In this classic work, Goetzmann argues that the exploration of the American West was not a series of haphazard adventures motivated by personal gain, but rather a series of carefully planned missions to promote the national good. He draws on the diaries and letters of explorers to contrast the early American expeditions, sponsored by the federal government to promote national development, with private British ventures, such as the Hudson's Bay Company, which sought commercial gain.
Meriwether Lewis and William Clark were the first explorers with a broad and explicit sense of national purpose, setting out in 1804 with instructions from President Thomas Jefferson to collect information "covering the whole range of natural history from geology to Indian vocabularies." And as Lewis and Clark traveled toward the American Northwest, William Dunbar and Dr. George Hunter journeyed south to collect information on the newly acquired Louisiana Territory.

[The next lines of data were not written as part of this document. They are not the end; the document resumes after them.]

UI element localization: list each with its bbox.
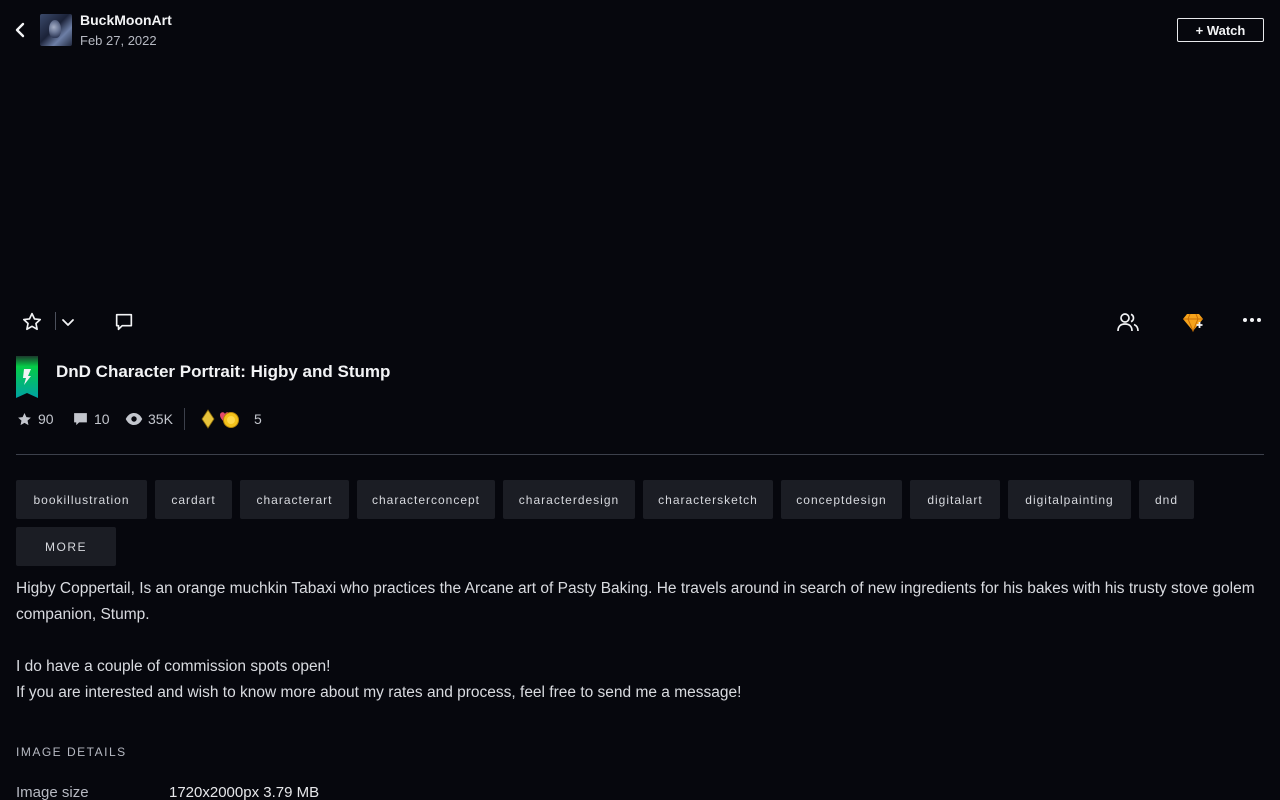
star-outline-icon xyxy=(22,312,42,331)
groups-button[interactable] xyxy=(1115,309,1141,335)
tag-item[interactable]: digitalart xyxy=(910,480,1000,519)
deviation-description: Higby Coppertail, Is an orange muchkin T… xyxy=(16,576,1266,706)
watch-button[interactable]: + Watch xyxy=(1177,18,1264,42)
ellipsis-icon xyxy=(1243,318,1261,322)
star-icon xyxy=(18,412,31,425)
favorite-menu-button[interactable] xyxy=(58,312,78,332)
awards-stat[interactable]: 5 xyxy=(200,408,262,430)
tag-item[interactable]: charactersketch xyxy=(643,480,773,519)
comment-button[interactable] xyxy=(112,310,136,334)
comments-count: 10 xyxy=(94,411,110,427)
favorite-divider xyxy=(55,312,56,330)
eye-icon xyxy=(125,413,143,425)
tag-item[interactable]: characterconcept xyxy=(357,480,495,519)
views-stat: 35K xyxy=(125,408,173,430)
gem-icon xyxy=(1183,313,1203,333)
more-tags-button[interactable]: MORE xyxy=(16,527,116,566)
favorites-count: 90 xyxy=(38,411,54,427)
favorite-button[interactable] xyxy=(20,310,44,334)
image-size-label: Image size xyxy=(16,784,89,800)
stats-divider xyxy=(184,408,185,430)
description-paragraph: If you are interested and wish to know m… xyxy=(16,684,742,701)
comment-icon xyxy=(115,313,133,331)
description-paragraph: I do have a couple of commission spots o… xyxy=(16,658,331,675)
author-name[interactable]: BuckMoonArt xyxy=(80,12,172,28)
users-icon xyxy=(1117,313,1139,332)
tag-item[interactable]: characterdesign xyxy=(503,480,635,519)
tag-item[interactable]: characterart xyxy=(240,480,349,519)
author-avatar[interactable] xyxy=(40,14,72,46)
comment-filled-icon xyxy=(74,412,87,425)
image-size-value: 1720x2000px 3.79 MB xyxy=(169,784,320,800)
top-bar: BuckMoonArt Feb 27, 2022 + Watch xyxy=(0,0,1280,60)
comments-stat[interactable]: 10 xyxy=(72,408,110,430)
give-button[interactable] xyxy=(1180,309,1206,335)
description-paragraph: Higby Coppertail, Is an orange muchkin T… xyxy=(16,580,1255,623)
chevron-left-icon xyxy=(15,22,25,38)
awards-count: 5 xyxy=(254,411,262,427)
views-count: 35K xyxy=(148,411,173,427)
image-details-heading: IMAGE DETAILS xyxy=(16,745,127,759)
deviantart-ribbon-icon xyxy=(16,356,38,400)
tag-item[interactable]: bookillustration xyxy=(16,480,147,519)
tag-item[interactable]: conceptdesign xyxy=(781,480,902,519)
deviation-title: DnD Character Portrait: Higby and Stump xyxy=(56,362,391,381)
tag-item[interactable]: digitalpainting xyxy=(1008,480,1131,519)
tag-item[interactable]: dnd xyxy=(1139,480,1194,519)
tag-item[interactable]: cardart xyxy=(155,480,232,519)
chevron-down-icon xyxy=(62,319,74,326)
deviation-image[interactable] xyxy=(0,60,1280,300)
section-divider xyxy=(16,454,1264,455)
more-options-button[interactable] xyxy=(1240,310,1264,330)
awards-icon xyxy=(201,409,239,429)
publish-date: Feb 27, 2022 xyxy=(80,33,157,48)
back-button[interactable] xyxy=(8,18,32,42)
favorites-stat[interactable]: 90 xyxy=(16,408,54,430)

Two major eras of Western exploration followed the one launched by Lewis and Clark: the period of settlement and investment (1845-1860) and the era of the great surveys (1860-1900). During the first of these, explorers such as John B. Weller and John Russell Bartlett became political diplomats as well as discoverers as they surveyed the boundary between the U.S. and Mexico. During the second period, explorers were no longer discoverers or diplomats, but academic scientists, such as Josiah Dwight Whitney, whose philosophy influenced twentieth-century attitudes toward conservation and the environment.